The "aft island" was the final section to arrive at Rosyth and was constructed in 90 weeks by workers at BAE Systems' yard in Scotstoun, Glasgow.
When complete and fully fitted out HMS Queen Elizabeth will weigh 65,000 tonnes.
It is the first of two new carriers being delivered by the Aircraft Carrier Alliance.
The second, HMS Prince of Wales, is currently under construction at shipyards across the UK before it too is assembled at Babcock's Rosyth Dockyard.
Programme director Ian Booth said: "These new images show really clearly how far this programme has come. We are well on the way towards delivering a world-class aircraft carrier that will represent the UK globally for the next 50 years.
"By the end of this year HMS Queen Elizabeth will be fully assembled and we are already looking forward to her launch in 2014.
"There are thousands of skilled men and women working on this programme and they should all feel proud of what they are accomplishing."
HMS Queen Elizabeth and HMS Prince of Wales are being delivered by the Aircraft Carrier Alliance, which includes BAE Systems, Thales UK, Babcock and the UK Ministry of Defence.
The carrier project is one of the largest defence orders placed in the UK, with a price tag of £5.5bn-plus. It is the second biggest engineering project in the UK behind the Olympics.
The carriers will be three times larger than Britain's Invincible Class Aircraft Carrier and the second biggest in the world behind America's 90,000-ton Nimitz class.
A total of 10,000 British workers across six dockyards and three companies - BAE, the owner of the Portsmouth dockyard, Babcock International and the electronics group Thales - are building the ships.
In addition to Rosyth, BAE's yards at both Govan and Scotstoun on the Clyde have been involved, along with yards in Appledore in Devon, Hebburn in Tyneside, Birkenhead in Merseyside and Portsmouth.
The sections are being pieced together at Rosyth using an enormous crane which was transported by sea from China.
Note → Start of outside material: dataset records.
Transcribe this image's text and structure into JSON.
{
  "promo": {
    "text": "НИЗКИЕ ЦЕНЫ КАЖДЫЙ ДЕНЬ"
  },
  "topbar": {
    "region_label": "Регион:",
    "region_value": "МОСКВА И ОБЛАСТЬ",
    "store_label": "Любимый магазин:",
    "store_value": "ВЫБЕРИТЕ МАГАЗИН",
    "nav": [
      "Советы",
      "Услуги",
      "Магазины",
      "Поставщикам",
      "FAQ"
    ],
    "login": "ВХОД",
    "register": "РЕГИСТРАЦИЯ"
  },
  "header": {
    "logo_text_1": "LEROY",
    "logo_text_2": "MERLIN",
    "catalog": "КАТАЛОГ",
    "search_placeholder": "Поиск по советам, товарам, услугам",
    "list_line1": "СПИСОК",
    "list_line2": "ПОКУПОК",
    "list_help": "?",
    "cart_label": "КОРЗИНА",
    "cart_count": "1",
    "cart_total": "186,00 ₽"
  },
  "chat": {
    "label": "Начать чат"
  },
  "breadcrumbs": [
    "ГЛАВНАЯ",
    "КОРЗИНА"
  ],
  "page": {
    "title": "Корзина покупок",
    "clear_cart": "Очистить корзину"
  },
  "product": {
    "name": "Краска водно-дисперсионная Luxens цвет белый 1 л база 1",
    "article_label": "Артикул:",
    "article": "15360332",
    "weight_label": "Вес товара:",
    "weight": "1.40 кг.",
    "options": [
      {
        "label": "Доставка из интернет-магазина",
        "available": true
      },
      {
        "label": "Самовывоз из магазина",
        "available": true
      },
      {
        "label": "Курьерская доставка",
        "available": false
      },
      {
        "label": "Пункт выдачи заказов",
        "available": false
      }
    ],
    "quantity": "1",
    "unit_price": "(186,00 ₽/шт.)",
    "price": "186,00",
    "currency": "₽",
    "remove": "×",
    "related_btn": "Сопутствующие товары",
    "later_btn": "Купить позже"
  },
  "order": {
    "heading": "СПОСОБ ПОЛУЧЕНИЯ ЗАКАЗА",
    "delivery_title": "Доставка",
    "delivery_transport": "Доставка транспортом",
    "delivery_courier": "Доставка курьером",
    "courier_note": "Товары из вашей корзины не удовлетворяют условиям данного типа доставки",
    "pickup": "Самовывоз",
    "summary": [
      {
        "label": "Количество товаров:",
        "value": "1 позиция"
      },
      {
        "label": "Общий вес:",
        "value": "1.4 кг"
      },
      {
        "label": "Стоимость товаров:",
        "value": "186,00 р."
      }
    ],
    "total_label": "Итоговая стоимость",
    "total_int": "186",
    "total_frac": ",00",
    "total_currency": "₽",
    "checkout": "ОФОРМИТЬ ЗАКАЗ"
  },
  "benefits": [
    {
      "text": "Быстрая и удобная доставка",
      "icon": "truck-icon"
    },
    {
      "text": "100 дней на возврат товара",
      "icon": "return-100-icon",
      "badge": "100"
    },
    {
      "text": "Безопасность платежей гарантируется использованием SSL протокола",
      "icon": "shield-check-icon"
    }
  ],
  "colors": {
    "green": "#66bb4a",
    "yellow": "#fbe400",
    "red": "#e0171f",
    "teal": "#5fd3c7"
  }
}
The first piece of steel was cut in 2009 but HMS Queen Elizabeth will not be finished until 2016 at the earliest, and may not be ready for action until 2020.
The construction of the HMS Prince of Wales will overlap and the current plan is for one of them to be operational while the other is kept in "extended readiness".
When it is finally ready, the Queen Elizabeth will only be able to navigate the Forth Bridge and reach the open sea by waiting for low tide, and even then they will have to retract the radar masts.